More broadly, the Syrian war and the failure of the international community to stop the bloodletting for the last four years has left a sense of bitterness and disappointment in the Arab and Sunni streets. The GCC is no longer willing to stand by as the death toll climbs to 250, 000, and the number of displaced skyrocketed over 10 million. While the rise of ISIS and jihadists is alarming for the West, the expansion of Hezbollah into the Syrian-Israeli border is starting to change the narrative in Israel as well.

Safe zones vs. day after
Finding some common ground on an action plan in Syria is something that the GCC leaders are hoping to achieve as they convene with Obama at the White House and Camp David. The U.S. administration is cognizant of this and has requested according to diplomatic sources a “clear plan on the way forward and the day after Assad in Syria”. In a timely announcement one week before the summit, the GCC invited the Syrian opposition for a conference in Riyadh “to map out” the post-Assad period.

Washington, according to same sources, wants the GCC leaders to present a clear vision on the military and political planning in Syria after Assad, which addresses the status of minorities, counterterrorism, and preserving an already diminished state infrastructure. The White House is “open” to an action plan if it is presented one, but is insisting on a political framework to avert another Iraq scenario following U.S. invasion in 2003. Toward that end, Syrian opposition figures insist that these plans exist and a post-Assad roadmap is in place. For them, however, getting to an orderly transition starts by planning the “day before ahead of the day after.”
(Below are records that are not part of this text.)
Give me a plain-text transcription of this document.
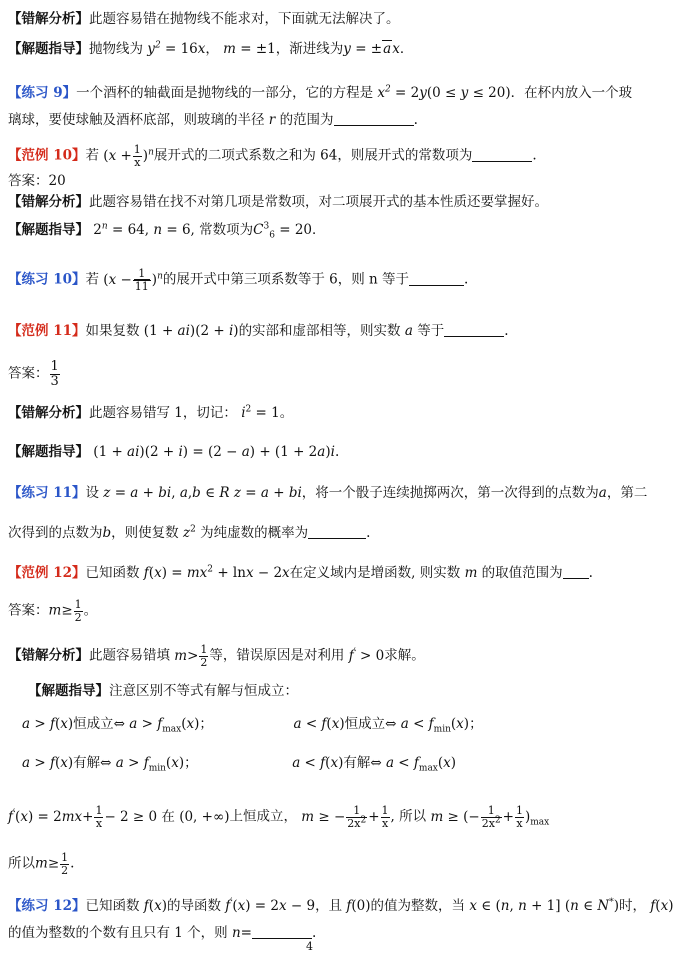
【错解分析】此题容易错在抛物线不能求对，下面就无法解决了。
【解题指导】抛物线为 $y^2 = 16x$， m = ±1，渐进线为y = ±ax．
【练习 9】一个酒杯的轴截面是抛物线的一部分，它的方程是 $x^2 = 2y(0 \le y \le 20)$．在杯内放入一个玻
璃球，要使球触及酒杯底部，则玻璃的半径 r 的范围为	.
【范例 10】若 $(x + \frac{1}{x} )^n$展开式的二项式系数之和为 64，则展开式的常数项为	.
答案：20
【错解分析】此题容易错在找不对第几项是常数项，对二项展开式的基本性质还要掌握好。
【解题指导】 $2^n = 64$, n = 6, 常数项为$C^3_6 = 20$．
【练习 10】若 $(x - \frac{1}{11} )^n$的展开式中第三项系数等于 6，则 n 等于	.
【范例 11】如果复数 (1 + ai)(2 + i)的实部和虚部相等，则实数 a 等于	.
答案： $\frac{1}{3}$
【错解分析】此题容易错写 1，切记： $i^2 = 1$。
【解题指导】 (1 + ai)(2 + i) = (2 − a) + (1 + 2a)i.
【练习 11】设 z = a + bi, a,b ∈ R z = a + bi，将一个骰子连续抛掷两次，第一次得到的点数为a，第二
次得到的点数为b，则使复数 $z^2$ 为纯虚数的概率为	.
【范例 12】已知函数 $f(x) = mx^2 + \ln x - 2x$在定义域内是增函数, 则实数 m 的取值范围为 .
答案：$m\ge \frac{1}{2}$ 。
【错解分析】此题容易错填 $m> \frac{1}{2}$ 等，错误原因是对利用 f′ > 0求解。
【解题指导】注意区别不等式有解与恒成立：
a > f(x)恒成立⇔ $a > f_{max}(x)$；	a < f(x)恒成立⇔ $a < f_{min}(x)$；
a > f(x)有解⇔ $a > f_{min}(x)$；	a < f(x)有解⇔ $a < f_{max}(x)$
$f'(x) = 2mx+ \frac{1}{x} - 2 \ge 0$ 在 (0, +∞)上恒成立， m ≥ − $\frac{1}{2x^2} + \frac{1}{x}$ , 所以 m ≥ (− $\frac{1}{2x^2} + \frac{1}{x} )_{max}$
所以$m\ge \frac{1}{2}$ .
【练习 12】已知函数 f(x)的导函数 f′(x) = 2x − 9，且 f(0)的值为整数，当 x ∈ (n, n + 1] (n ∈ N*)时， f(x)
的值为整数的个数有且只有 1 个，则 n=	.
4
Supporting a plan to establish Safe Zones in Syria is what key GCC players, Turkey, and the Syrian opposition are trying to sell to Washington. Turkish Foreign Minister Melvut Cavusoglu, in his meetings with the Obama administration two weeks ago, raised the potential of an “air cover” that the U.S. would provide to its trained and equipped rebels once they are deployed in Syria. SNC President Khaled Khoja told Al-Hayat during his visit this week to Washington that “there are positive U.S. indications to allow anti-aircraft weapons to reach the rebels”. The Obama administration has vetoed such deliveries in the last four years.

A bargain?
Establishing safe zones that would protect recent opposition gains in northern and southern Syria and have the potential to absorb the refugee influx is a plan that key regional powers would like to see materialize. They see such action as a stepping stool for a real turning point in the war of attrition between the rebels and Assad. On the one hand it could offer the space to build the rebels’ capability and local governance, while protecting civilians by ideally shielding the regime’s air force and barrel bombs.

Khoja told Al-Hayat that such plan would be managed by regional countries intercepting and jamming Assad air force, and establishing a “de facto” safe zone. It would not involve destroying Assad’s defenses. Providing anti-aircraft weapons is a key component to protect those areas, by more than 3000 military defectors with relevant experience said Khoja. While U.S. logistical support is not a priority for funding and operating the safe zones, Washington’s consent is.

For its part the Obama administration could use an already changing dynamic in Syria with rebel advances, as a tradeoff for garnering Arab support behind a potential Iran nuclear deal. It wouldn’t be the first time that such political bargains were struck. The Madrid peace conference in 1991 was in response to Arab support for the Gulf war, and the George W. Bush roadmap for peace between Israelis and the Palestinians followed the Iraq war.

If Obama approves such regional action in Syria, next week’s summit could be a game changer for his administration’s relations with the Gulf states. If, however, the U.S. policy of “kicking the can down the road” continues on Syria, the alternative is 19 months of strained relations between a more withdrawn Obama and a more defiant GCC.